Have you ever noticed that sometimes you use commas in a list of modifiers, and sometimes you don’t?
“The big black car turned the corner.”
“The shiny, bright car turned the corner.”
So why is that?
Because adjectives have an order.
(Silence fills the room)
You have different types of adjectives: quantity, quality, size, age, color, origin, and type. The website http://grammar.ccc.commnet.edu/grammar/adjectives.htm actually breaks it down further in a table called “The Royal Order of Adjectives”: Determiner (four, her), Observation (shiny), Physical Description (size, shape, age, color), Origin (English, French), Material (silk, metal), Qualifier (basketball). But I can’t remember that much, so I’ll go with the first list.

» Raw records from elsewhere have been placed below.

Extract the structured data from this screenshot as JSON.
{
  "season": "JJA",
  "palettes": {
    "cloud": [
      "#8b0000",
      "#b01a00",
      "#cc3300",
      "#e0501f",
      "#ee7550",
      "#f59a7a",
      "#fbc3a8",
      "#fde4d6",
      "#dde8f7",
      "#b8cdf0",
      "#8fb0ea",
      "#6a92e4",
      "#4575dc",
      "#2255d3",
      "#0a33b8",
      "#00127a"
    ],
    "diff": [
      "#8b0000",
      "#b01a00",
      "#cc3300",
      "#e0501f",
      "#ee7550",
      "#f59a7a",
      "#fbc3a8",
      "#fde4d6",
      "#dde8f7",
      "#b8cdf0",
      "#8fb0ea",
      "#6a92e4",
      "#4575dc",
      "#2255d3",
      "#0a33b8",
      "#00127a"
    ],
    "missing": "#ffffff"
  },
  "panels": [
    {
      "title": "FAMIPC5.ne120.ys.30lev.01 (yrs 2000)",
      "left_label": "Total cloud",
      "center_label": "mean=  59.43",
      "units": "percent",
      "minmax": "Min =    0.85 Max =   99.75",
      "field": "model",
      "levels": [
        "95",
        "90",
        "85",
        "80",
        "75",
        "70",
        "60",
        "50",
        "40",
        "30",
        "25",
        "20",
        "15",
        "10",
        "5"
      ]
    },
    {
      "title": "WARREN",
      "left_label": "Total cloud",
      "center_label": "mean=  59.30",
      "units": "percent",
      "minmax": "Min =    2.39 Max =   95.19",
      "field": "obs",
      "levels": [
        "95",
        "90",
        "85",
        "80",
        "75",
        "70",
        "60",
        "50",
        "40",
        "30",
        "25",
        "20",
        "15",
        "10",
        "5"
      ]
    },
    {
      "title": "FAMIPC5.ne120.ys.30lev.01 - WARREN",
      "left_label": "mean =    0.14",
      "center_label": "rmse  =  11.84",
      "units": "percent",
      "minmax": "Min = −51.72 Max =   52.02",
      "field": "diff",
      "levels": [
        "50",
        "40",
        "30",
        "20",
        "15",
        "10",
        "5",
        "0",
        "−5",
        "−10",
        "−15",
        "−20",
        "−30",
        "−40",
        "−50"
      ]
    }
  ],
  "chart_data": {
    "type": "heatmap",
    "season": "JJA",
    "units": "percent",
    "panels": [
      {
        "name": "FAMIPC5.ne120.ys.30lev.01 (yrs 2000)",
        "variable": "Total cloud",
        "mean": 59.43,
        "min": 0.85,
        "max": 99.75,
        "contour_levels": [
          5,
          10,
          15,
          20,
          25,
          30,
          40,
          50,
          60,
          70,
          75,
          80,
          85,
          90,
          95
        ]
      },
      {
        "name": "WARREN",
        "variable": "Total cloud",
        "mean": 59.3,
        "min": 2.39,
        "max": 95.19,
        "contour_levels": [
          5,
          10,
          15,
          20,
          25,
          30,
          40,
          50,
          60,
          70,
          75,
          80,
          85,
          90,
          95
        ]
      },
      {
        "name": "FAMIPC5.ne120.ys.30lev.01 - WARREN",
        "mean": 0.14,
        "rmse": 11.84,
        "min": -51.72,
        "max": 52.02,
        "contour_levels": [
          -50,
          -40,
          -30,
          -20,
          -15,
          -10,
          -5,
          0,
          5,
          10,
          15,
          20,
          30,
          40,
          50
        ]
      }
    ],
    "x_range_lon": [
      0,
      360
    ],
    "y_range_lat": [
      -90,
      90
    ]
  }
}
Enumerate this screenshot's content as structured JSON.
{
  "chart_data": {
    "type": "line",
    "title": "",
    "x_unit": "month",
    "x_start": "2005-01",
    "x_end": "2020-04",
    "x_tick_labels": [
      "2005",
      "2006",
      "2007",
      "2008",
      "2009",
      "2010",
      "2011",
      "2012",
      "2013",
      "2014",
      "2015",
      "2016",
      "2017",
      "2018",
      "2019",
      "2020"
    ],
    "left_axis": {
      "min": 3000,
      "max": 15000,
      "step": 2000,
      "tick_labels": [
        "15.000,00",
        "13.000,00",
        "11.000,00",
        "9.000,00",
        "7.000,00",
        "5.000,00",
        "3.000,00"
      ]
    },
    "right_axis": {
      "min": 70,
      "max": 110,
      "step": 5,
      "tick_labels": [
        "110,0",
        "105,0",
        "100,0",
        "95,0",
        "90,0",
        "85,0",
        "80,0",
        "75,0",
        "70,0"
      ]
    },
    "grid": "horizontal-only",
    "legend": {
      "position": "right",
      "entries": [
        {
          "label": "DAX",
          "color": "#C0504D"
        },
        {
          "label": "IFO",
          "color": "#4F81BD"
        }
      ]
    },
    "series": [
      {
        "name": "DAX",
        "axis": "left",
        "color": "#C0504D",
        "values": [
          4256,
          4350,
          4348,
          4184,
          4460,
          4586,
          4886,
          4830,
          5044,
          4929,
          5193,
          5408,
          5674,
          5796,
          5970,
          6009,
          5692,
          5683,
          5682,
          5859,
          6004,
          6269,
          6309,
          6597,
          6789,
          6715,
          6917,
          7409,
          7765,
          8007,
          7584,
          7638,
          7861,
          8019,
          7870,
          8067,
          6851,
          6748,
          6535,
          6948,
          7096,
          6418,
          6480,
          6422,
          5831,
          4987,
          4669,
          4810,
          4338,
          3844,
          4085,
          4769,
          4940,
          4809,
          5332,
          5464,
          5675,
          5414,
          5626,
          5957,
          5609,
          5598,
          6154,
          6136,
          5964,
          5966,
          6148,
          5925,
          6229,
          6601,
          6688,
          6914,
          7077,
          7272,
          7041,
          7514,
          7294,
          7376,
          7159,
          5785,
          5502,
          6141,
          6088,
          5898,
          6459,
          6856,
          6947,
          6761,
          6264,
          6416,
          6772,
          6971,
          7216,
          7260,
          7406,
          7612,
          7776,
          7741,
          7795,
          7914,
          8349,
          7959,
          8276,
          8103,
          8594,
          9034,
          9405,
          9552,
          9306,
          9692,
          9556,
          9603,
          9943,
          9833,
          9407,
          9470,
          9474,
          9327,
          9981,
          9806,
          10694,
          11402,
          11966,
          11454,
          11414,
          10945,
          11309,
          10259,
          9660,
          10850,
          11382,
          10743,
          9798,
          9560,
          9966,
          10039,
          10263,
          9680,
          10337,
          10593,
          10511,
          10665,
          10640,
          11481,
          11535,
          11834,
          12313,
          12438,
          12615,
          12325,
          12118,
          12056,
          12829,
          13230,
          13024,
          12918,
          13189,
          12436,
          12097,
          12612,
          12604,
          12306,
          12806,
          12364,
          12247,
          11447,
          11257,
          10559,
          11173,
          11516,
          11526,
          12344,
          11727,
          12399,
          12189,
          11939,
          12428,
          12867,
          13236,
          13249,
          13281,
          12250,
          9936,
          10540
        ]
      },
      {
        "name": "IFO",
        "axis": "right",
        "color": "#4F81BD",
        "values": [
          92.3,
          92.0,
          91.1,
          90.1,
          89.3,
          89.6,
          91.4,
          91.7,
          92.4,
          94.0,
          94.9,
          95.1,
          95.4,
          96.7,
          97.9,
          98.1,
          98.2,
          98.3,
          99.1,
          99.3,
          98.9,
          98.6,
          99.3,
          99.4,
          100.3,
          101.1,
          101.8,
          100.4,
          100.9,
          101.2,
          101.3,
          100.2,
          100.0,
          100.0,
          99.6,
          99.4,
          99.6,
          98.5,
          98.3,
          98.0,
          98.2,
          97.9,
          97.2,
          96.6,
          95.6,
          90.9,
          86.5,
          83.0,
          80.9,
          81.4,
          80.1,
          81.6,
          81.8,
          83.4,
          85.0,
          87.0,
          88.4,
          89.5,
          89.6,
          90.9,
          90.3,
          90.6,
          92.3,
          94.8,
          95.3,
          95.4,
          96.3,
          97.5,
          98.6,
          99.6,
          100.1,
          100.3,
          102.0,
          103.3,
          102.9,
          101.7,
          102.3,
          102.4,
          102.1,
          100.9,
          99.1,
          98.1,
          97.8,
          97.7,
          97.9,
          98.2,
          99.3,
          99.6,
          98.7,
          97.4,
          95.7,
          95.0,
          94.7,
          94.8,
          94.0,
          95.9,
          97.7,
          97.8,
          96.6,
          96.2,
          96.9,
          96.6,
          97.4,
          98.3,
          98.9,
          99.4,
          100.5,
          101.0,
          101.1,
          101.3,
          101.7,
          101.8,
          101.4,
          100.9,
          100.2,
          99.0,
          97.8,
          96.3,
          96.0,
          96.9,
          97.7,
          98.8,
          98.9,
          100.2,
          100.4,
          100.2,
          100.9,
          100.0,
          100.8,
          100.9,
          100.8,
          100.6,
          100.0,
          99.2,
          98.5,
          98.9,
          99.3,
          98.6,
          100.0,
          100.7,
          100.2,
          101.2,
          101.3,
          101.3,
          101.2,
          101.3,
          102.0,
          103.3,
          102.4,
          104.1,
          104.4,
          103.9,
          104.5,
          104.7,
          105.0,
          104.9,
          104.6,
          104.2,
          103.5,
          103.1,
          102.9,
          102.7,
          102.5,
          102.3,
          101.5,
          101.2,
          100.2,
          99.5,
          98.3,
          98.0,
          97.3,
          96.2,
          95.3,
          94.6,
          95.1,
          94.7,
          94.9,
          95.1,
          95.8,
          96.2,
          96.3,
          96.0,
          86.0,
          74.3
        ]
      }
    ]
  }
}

When you have two adjectives in a list, if they are of different types–color and quality, like the first example–then you don’t need a comma (big black car). If you have two of the same type, like two quality adjectives (shiny, bright car), then you need a comma. Think of it this way–if a sentence would sound right if you add an “and,” you would need a comma: “The shiny and bright car.” (It actually sounds childish to say “the shiny bright car.”) But you wouldn’t say “the big and black car.” No comma. It’s even more noticeable with numbers and qualifiers. You certainly wouldn’t say “the two and green shirts” or “the old and English purse.”
And … you should line your adjectives up in that order. It’s just weird to say “black two cars.” No, you would say “two black cars.” And in a long list, you don’t have a comma between the first two of different classes, or the last two, but between all the middle ones. So, “the four expensive, gigantic, old, green, English silk purses.”
Never thought there was a science to it, did you? Me neither. Sometimes our language exhausts me.